A so-called erotic thriller that doesn’t quite generate many thrills or titillation, The One You Feed is an off-kilter offering that may not impress with its ambiguous nature but at least makes a mark as a project of experimental nature.
Void of much dialogue – and then when it is uttered it’s usually of a cryptic nature – The One You Feed has a simplistic plot surrounding a young man (Gareth Koorzen) and his rescue at the hands of a couple (or are they?) after he becomes injured during a camping trip. The aforementioned couple (Rebecca Fraiser and writer/director/costume and production designer Drew Harwood) are evidently interested in the young man, but her advances flirt between seduction and sinister, whilst the two men form an attraction that culminates in one of the film’s most confronting sequences; you may not look at raw eggs the same way after one such scene uses them as a lubricant substitute.
There’s a dream-like mentality bathed across the film that seems to indicate that Harwood has something to say. But what exactly is never clear, and the paradoxical nature he adopts means audiences are more likely to check out rather than inject their own investment into proceedings.

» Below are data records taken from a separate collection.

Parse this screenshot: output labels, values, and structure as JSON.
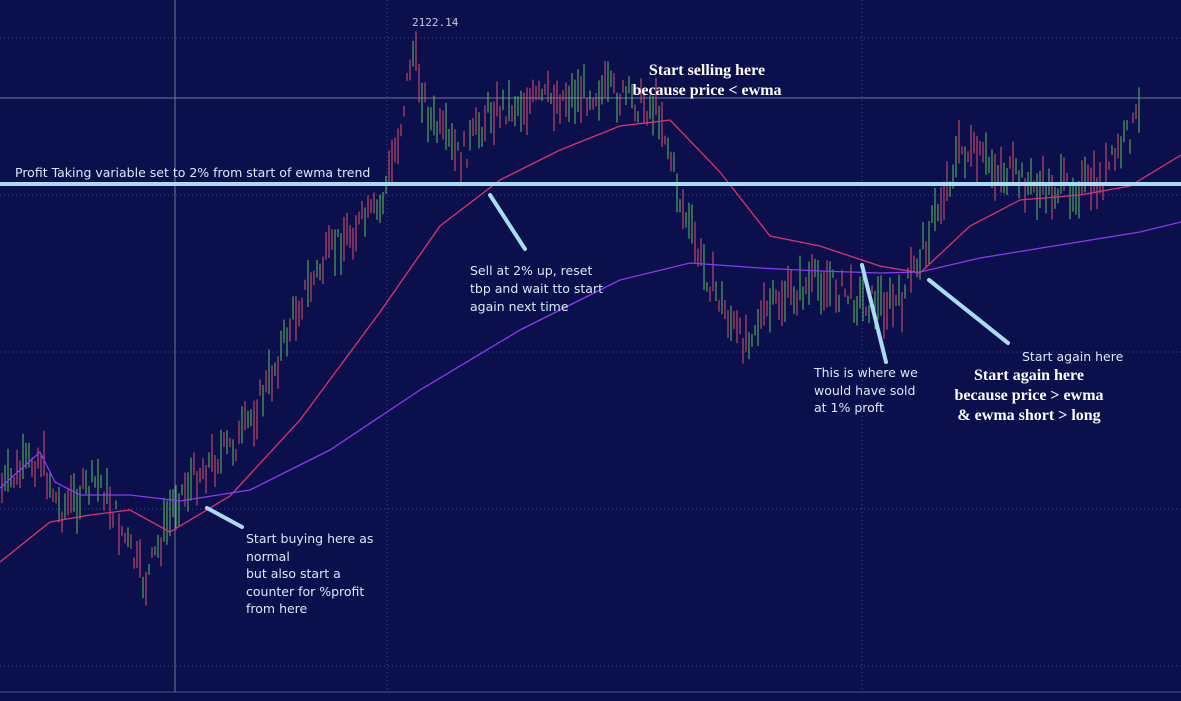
{
  "price_label": "2122.14",
  "annotations": {
    "profit_line": "Profit Taking variable set to 2% from start of ewma trend",
    "start_selling": [
      "Start selling here",
      "because price < ewma"
    ],
    "sell_note": [
      "Sell at 2% up, reset",
      "tbp and wait tto start",
      "again next time"
    ],
    "buy_note": [
      "Start buying here as",
      "normal",
      "but also start a",
      "counter for %profit",
      "from here"
    ],
    "sold_note": [
      "This is where we",
      "would have sold",
      "at 1% proft"
    ],
    "start_again_small": "Start again here",
    "start_again": [
      "Start again here",
      "because price > ewma",
      "& ewma short > long"
    ]
  }
}
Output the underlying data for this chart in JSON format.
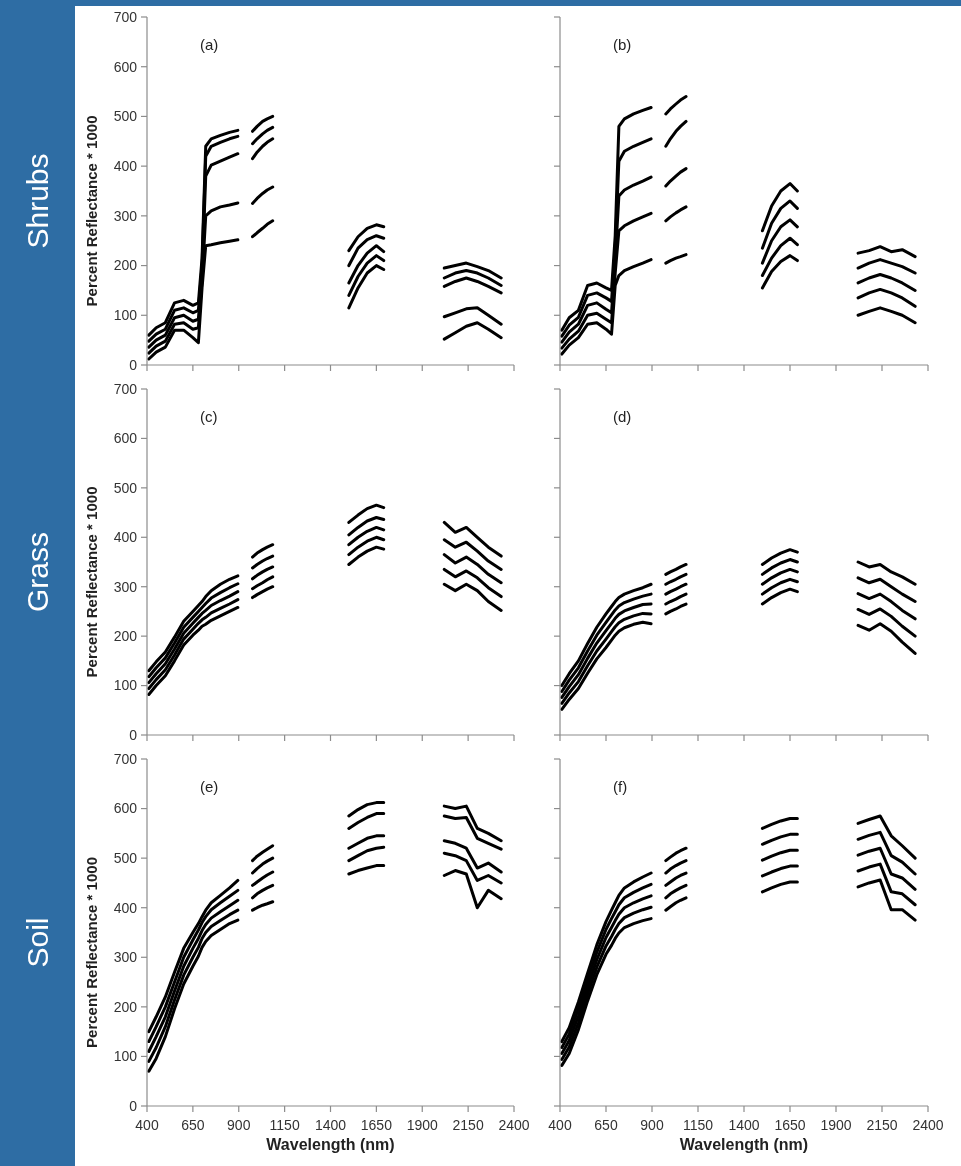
{
  "chart_data": [
    {
      "type": "line",
      "ylabel": "Percent Reflectance * 1000",
      "annotations": [
        "(a)",
        "Shrubs"
      ],
      "tick_labels": "y",
      "xlim": [
        400,
        2400
      ],
      "xticks": [
        400,
        650,
        900,
        1150,
        1400,
        1650,
        1900,
        2150,
        2400
      ],
      "ylim": [
        0,
        700
      ],
      "yticks": [
        0,
        100,
        200,
        300,
        400,
        500,
        600,
        700
      ],
      "x": [
        410,
        450,
        500,
        550,
        600,
        650,
        680,
        700,
        720,
        750,
        800,
        850,
        895,
        935,
        975,
        1000,
        1030,
        1055,
        1085,
        1290,
        1500,
        1550,
        1600,
        1650,
        1690,
        1850,
        2020,
        2080,
        2140,
        2200,
        2260,
        2330
      ],
      "series": [
        {
          "color": "#000000",
          "values": [
            60,
            75,
            85,
            125,
            130,
            120,
            125,
            215,
            440,
            455,
            462,
            468,
            472,
            null,
            470,
            480,
            490,
            495,
            500,
            null,
            230,
            258,
            275,
            282,
            278,
            null,
            195,
            200,
            205,
            198,
            190,
            175
          ]
        },
        {
          "color": "#000000",
          "values": [
            48,
            62,
            72,
            110,
            115,
            105,
            110,
            200,
            420,
            440,
            448,
            455,
            460,
            null,
            445,
            455,
            465,
            472,
            478,
            null,
            200,
            235,
            252,
            260,
            255,
            null,
            175,
            185,
            190,
            185,
            175,
            160
          ]
        },
        {
          "color": "#000000",
          "values": [
            36,
            50,
            60,
            95,
            100,
            88,
            92,
            185,
            380,
            402,
            410,
            418,
            425,
            null,
            415,
            428,
            440,
            448,
            455,
            null,
            165,
            200,
            225,
            240,
            228,
            null,
            158,
            168,
            175,
            168,
            158,
            145
          ]
        },
        {
          "color": "#000000",
          "values": [
            24,
            38,
            48,
            82,
            85,
            72,
            75,
            170,
            300,
            310,
            318,
            322,
            326,
            null,
            325,
            335,
            345,
            352,
            358,
            null,
            140,
            178,
            205,
            220,
            210,
            null,
            97,
            105,
            113,
            115,
            100,
            82
          ]
        },
        {
          "color": "#000000",
          "values": [
            12,
            26,
            36,
            70,
            70,
            55,
            45,
            155,
            240,
            242,
            246,
            249,
            252,
            null,
            258,
            266,
            275,
            283,
            290,
            null,
            115,
            155,
            185,
            200,
            192,
            null,
            52,
            65,
            78,
            85,
            72,
            55
          ]
        }
      ]
    },
    {
      "type": "line",
      "annotations": [
        "(b)"
      ],
      "tick_labels": false,
      "xlim": [
        400,
        2400
      ],
      "xticks": [
        400,
        650,
        900,
        1150,
        1400,
        1650,
        1900,
        2150,
        2400
      ],
      "ylim": [
        0,
        700
      ],
      "yticks": [
        0,
        100,
        200,
        300,
        400,
        500,
        600,
        700
      ],
      "x": [
        410,
        450,
        500,
        550,
        600,
        650,
        680,
        700,
        720,
        750,
        800,
        850,
        895,
        935,
        975,
        1000,
        1030,
        1055,
        1085,
        1290,
        1500,
        1550,
        1600,
        1650,
        1690,
        1850,
        2020,
        2080,
        2140,
        2200,
        2260,
        2330
      ],
      "series": [
        {
          "color": "#000000",
          "values": [
            70,
            95,
            110,
            160,
            165,
            155,
            150,
            260,
            480,
            495,
            505,
            512,
            518,
            null,
            505,
            515,
            525,
            533,
            540,
            null,
            270,
            320,
            350,
            365,
            350,
            null,
            225,
            230,
            238,
            228,
            232,
            218
          ]
        },
        {
          "color": "#000000",
          "values": [
            58,
            80,
            96,
            140,
            145,
            135,
            128,
            235,
            410,
            430,
            440,
            448,
            455,
            null,
            440,
            455,
            470,
            480,
            490,
            null,
            235,
            285,
            315,
            330,
            315,
            null,
            195,
            205,
            212,
            205,
            198,
            185
          ]
        },
        {
          "color": "#000000",
          "values": [
            46,
            66,
            82,
            120,
            125,
            112,
            105,
            210,
            340,
            352,
            362,
            370,
            378,
            null,
            360,
            370,
            380,
            388,
            395,
            null,
            205,
            250,
            278,
            292,
            278,
            null,
            165,
            175,
            182,
            175,
            165,
            150
          ]
        },
        {
          "color": "#000000",
          "values": [
            34,
            52,
            68,
            100,
            104,
            92,
            85,
            185,
            270,
            280,
            290,
            298,
            305,
            null,
            290,
            298,
            306,
            312,
            318,
            null,
            180,
            215,
            240,
            255,
            242,
            null,
            135,
            145,
            152,
            145,
            135,
            118
          ]
        },
        {
          "color": "#000000",
          "values": [
            22,
            40,
            55,
            82,
            85,
            72,
            62,
            160,
            180,
            190,
            198,
            205,
            212,
            null,
            205,
            210,
            215,
            218,
            222,
            null,
            155,
            188,
            208,
            220,
            210,
            null,
            100,
            108,
            115,
            108,
            100,
            85
          ]
        }
      ]
    },
    {
      "type": "line",
      "ylabel": "Percent Reflectance * 1000",
      "annotations": [
        "(c)",
        "Grass"
      ],
      "tick_labels": "y",
      "xlim": [
        400,
        2400
      ],
      "xticks": [
        400,
        650,
        900,
        1150,
        1400,
        1650,
        1900,
        2150,
        2400
      ],
      "ylim": [
        0,
        700
      ],
      "yticks": [
        0,
        100,
        200,
        300,
        400,
        500,
        600,
        700
      ],
      "x": [
        410,
        450,
        500,
        550,
        600,
        650,
        680,
        700,
        720,
        750,
        800,
        850,
        895,
        935,
        975,
        1000,
        1030,
        1055,
        1085,
        1290,
        1500,
        1550,
        1600,
        1650,
        1690,
        1850,
        2020,
        2080,
        2140,
        2200,
        2260,
        2330
      ],
      "series": [
        {
          "color": "#000000",
          "values": [
            130,
            148,
            168,
            198,
            230,
            250,
            262,
            270,
            280,
            292,
            305,
            315,
            322,
            null,
            360,
            368,
            375,
            380,
            385,
            null,
            430,
            445,
            458,
            465,
            460,
            null,
            430,
            410,
            420,
            400,
            380,
            362
          ]
        },
        {
          "color": "#000000",
          "values": [
            118,
            136,
            156,
            186,
            218,
            238,
            250,
            258,
            266,
            277,
            288,
            298,
            306,
            null,
            338,
            345,
            352,
            357,
            362,
            null,
            405,
            420,
            433,
            440,
            436,
            null,
            395,
            380,
            390,
            372,
            352,
            335
          ]
        },
        {
          "color": "#000000",
          "values": [
            106,
            124,
            144,
            174,
            206,
            226,
            238,
            246,
            252,
            262,
            272,
            281,
            290,
            null,
            316,
            323,
            330,
            335,
            340,
            null,
            385,
            400,
            412,
            420,
            415,
            null,
            365,
            348,
            360,
            345,
            325,
            308
          ]
        },
        {
          "color": "#000000",
          "values": [
            94,
            112,
            132,
            162,
            194,
            214,
            226,
            233,
            238,
            247,
            256,
            265,
            274,
            null,
            296,
            302,
            308,
            314,
            320,
            null,
            365,
            380,
            392,
            400,
            395,
            null,
            335,
            320,
            332,
            318,
            298,
            280
          ]
        },
        {
          "color": "#000000",
          "values": [
            82,
            100,
            120,
            150,
            182,
            202,
            212,
            220,
            224,
            232,
            241,
            250,
            258,
            null,
            278,
            284,
            290,
            295,
            300,
            null,
            345,
            360,
            372,
            380,
            376,
            null,
            305,
            292,
            305,
            292,
            270,
            252
          ]
        }
      ]
    },
    {
      "type": "line",
      "annotations": [
        "(d)"
      ],
      "tick_labels": false,
      "xlim": [
        400,
        2400
      ],
      "xticks": [
        400,
        650,
        900,
        1150,
        1400,
        1650,
        1900,
        2150,
        2400
      ],
      "ylim": [
        0,
        700
      ],
      "yticks": [
        0,
        100,
        200,
        300,
        400,
        500,
        600,
        700
      ],
      "x": [
        410,
        450,
        500,
        550,
        600,
        650,
        680,
        700,
        720,
        750,
        800,
        850,
        895,
        935,
        975,
        1000,
        1030,
        1055,
        1085,
        1290,
        1500,
        1550,
        1600,
        1650,
        1690,
        1850,
        2020,
        2080,
        2140,
        2200,
        2260,
        2330
      ],
      "series": [
        {
          "color": "#000000",
          "values": [
            100,
            124,
            150,
            185,
            218,
            245,
            260,
            270,
            278,
            285,
            292,
            298,
            305,
            null,
            325,
            330,
            335,
            340,
            345,
            null,
            345,
            358,
            368,
            375,
            370,
            null,
            350,
            340,
            345,
            330,
            320,
            305
          ]
        },
        {
          "color": "#000000",
          "values": [
            88,
            111,
            136,
            170,
            202,
            228,
            243,
            253,
            261,
            268,
            275,
            281,
            285,
            null,
            305,
            310,
            315,
            320,
            325,
            null,
            325,
            338,
            348,
            355,
            350,
            null,
            318,
            308,
            315,
            300,
            285,
            270
          ]
        },
        {
          "color": "#000000",
          "values": [
            76,
            98,
            122,
            155,
            186,
            211,
            226,
            236,
            244,
            251,
            258,
            264,
            265,
            null,
            285,
            290,
            295,
            300,
            305,
            null,
            305,
            318,
            328,
            335,
            330,
            null,
            286,
            276,
            285,
            270,
            252,
            235
          ]
        },
        {
          "color": "#000000",
          "values": [
            64,
            85,
            108,
            140,
            170,
            194,
            209,
            219,
            227,
            234,
            241,
            246,
            245,
            null,
            265,
            270,
            275,
            280,
            285,
            null,
            285,
            298,
            308,
            315,
            310,
            null,
            254,
            244,
            255,
            240,
            220,
            200
          ]
        },
        {
          "color": "#000000",
          "values": [
            52,
            72,
            94,
            125,
            154,
            177,
            192,
            202,
            210,
            217,
            224,
            228,
            225,
            null,
            245,
            250,
            255,
            260,
            265,
            null,
            265,
            278,
            288,
            295,
            290,
            null,
            222,
            212,
            225,
            210,
            188,
            165
          ]
        }
      ]
    },
    {
      "type": "line",
      "xlabel": "Wavelength (nm)",
      "ylabel": "Percent Reflectance * 1000",
      "annotations": [
        "(e)",
        "Soil"
      ],
      "xlim": [
        400,
        2400
      ],
      "xticks": [
        400,
        650,
        900,
        1150,
        1400,
        1650,
        1900,
        2150,
        2400
      ],
      "ylim": [
        0,
        700
      ],
      "yticks": [
        0,
        100,
        200,
        300,
        400,
        500,
        600,
        700
      ],
      "x": [
        410,
        450,
        500,
        550,
        600,
        650,
        680,
        700,
        720,
        750,
        800,
        850,
        895,
        935,
        975,
        1000,
        1030,
        1055,
        1085,
        1290,
        1500,
        1550,
        1600,
        1650,
        1690,
        1850,
        2020,
        2080,
        2140,
        2200,
        2260,
        2330
      ],
      "series": [
        {
          "color": "#000000",
          "values": [
            150,
            180,
            220,
            270,
            318,
            350,
            368,
            382,
            395,
            410,
            425,
            440,
            455,
            null,
            495,
            504,
            512,
            518,
            525,
            null,
            585,
            598,
            608,
            612,
            612,
            null,
            605,
            600,
            605,
            560,
            550,
            535
          ]
        },
        {
          "color": "#000000",
          "values": [
            130,
            160,
            200,
            250,
            300,
            335,
            355,
            370,
            382,
            396,
            410,
            423,
            435,
            null,
            470,
            479,
            488,
            494,
            500,
            null,
            560,
            572,
            582,
            590,
            590,
            null,
            585,
            580,
            582,
            540,
            530,
            518
          ]
        },
        {
          "color": "#000000",
          "values": [
            110,
            140,
            180,
            232,
            282,
            318,
            338,
            354,
            366,
            379,
            392,
            404,
            415,
            null,
            445,
            452,
            460,
            466,
            472,
            null,
            520,
            530,
            540,
            545,
            545,
            null,
            535,
            530,
            520,
            480,
            490,
            472
          ]
        },
        {
          "color": "#000000",
          "values": [
            90,
            118,
            160,
            214,
            264,
            300,
            320,
            338,
            350,
            362,
            374,
            386,
            395,
            null,
            420,
            428,
            435,
            440,
            445,
            null,
            495,
            505,
            515,
            520,
            522,
            null,
            510,
            505,
            495,
            455,
            465,
            450
          ]
        },
        {
          "color": "#000000",
          "values": [
            70,
            96,
            140,
            196,
            246,
            282,
            302,
            320,
            332,
            344,
            356,
            368,
            375,
            null,
            395,
            400,
            405,
            408,
            412,
            null,
            468,
            475,
            480,
            485,
            485,
            null,
            465,
            475,
            468,
            400,
            435,
            418
          ]
        }
      ]
    },
    {
      "type": "line",
      "xlabel": "Wavelength (nm)",
      "annotations": [
        "(f)"
      ],
      "tick_labels": "x",
      "xlim": [
        400,
        2400
      ],
      "xticks": [
        400,
        650,
        900,
        1150,
        1400,
        1650,
        1900,
        2150,
        2400
      ],
      "ylim": [
        0,
        700
      ],
      "yticks": [
        0,
        100,
        200,
        300,
        400,
        500,
        600,
        700
      ],
      "x": [
        410,
        450,
        500,
        550,
        600,
        650,
        680,
        700,
        720,
        750,
        800,
        850,
        895,
        935,
        975,
        1000,
        1030,
        1055,
        1085,
        1290,
        1500,
        1550,
        1600,
        1650,
        1690,
        1850,
        2020,
        2080,
        2140,
        2200,
        2260,
        2330
      ],
      "series": [
        {
          "color": "#000000",
          "values": [
            130,
            158,
            210,
            268,
            325,
            372,
            395,
            410,
            425,
            440,
            452,
            462,
            470,
            null,
            495,
            502,
            510,
            515,
            520,
            null,
            560,
            568,
            575,
            580,
            580,
            null,
            570,
            578,
            585,
            545,
            525,
            500
          ]
        },
        {
          "color": "#000000",
          "values": [
            118,
            145,
            196,
            254,
            310,
            356,
            378,
            392,
            406,
            420,
            431,
            440,
            447,
            null,
            470,
            478,
            485,
            490,
            495,
            null,
            528,
            536,
            543,
            548,
            548,
            null,
            538,
            546,
            552,
            505,
            492,
            468
          ]
        },
        {
          "color": "#000000",
          "values": [
            106,
            132,
            182,
            240,
            295,
            340,
            360,
            374,
            387,
            400,
            410,
            418,
            424,
            null,
            445,
            452,
            460,
            465,
            470,
            null,
            496,
            504,
            511,
            516,
            516,
            null,
            506,
            514,
            520,
            468,
            460,
            437
          ]
        },
        {
          "color": "#000000",
          "values": [
            94,
            119,
            168,
            226,
            280,
            323,
            342,
            356,
            368,
            380,
            389,
            396,
            401,
            null,
            420,
            428,
            435,
            440,
            445,
            null,
            464,
            472,
            479,
            484,
            484,
            null,
            474,
            482,
            488,
            432,
            428,
            406
          ]
        },
        {
          "color": "#000000",
          "values": [
            82,
            106,
            154,
            212,
            265,
            306,
            324,
            338,
            349,
            360,
            368,
            374,
            378,
            null,
            395,
            402,
            410,
            415,
            420,
            null,
            432,
            440,
            447,
            452,
            452,
            null,
            442,
            450,
            456,
            396,
            396,
            375
          ]
        }
      ]
    }
  ]
}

The reasoning behind the characters having no definitive names is a deliberate ploy on Harwood’s half too, stating he wanted to normalise sexuality and remove the stigma of labels. Whilst this is a well-intentioned additive, it comes off more artificial than it does commonplace, and doesn’t exactly help define any of the characters. There’s interesting performances throughout though, but a lack of characterisation means their emotional input only goes so far.
Whilst The One You Feed and Harwood himself can be commended for going against the grain of the usual queer love story, the film’s practically deliberate psychological disconnect means audiences are at an immediate disadvantage, something that proves hard to overcome throughout the alarmingly taxing 85 minute running time.
The One You Feed is currently available in North America through Gravitas Ventures on cable and satellite platforms. An Australian release is yet to be determined.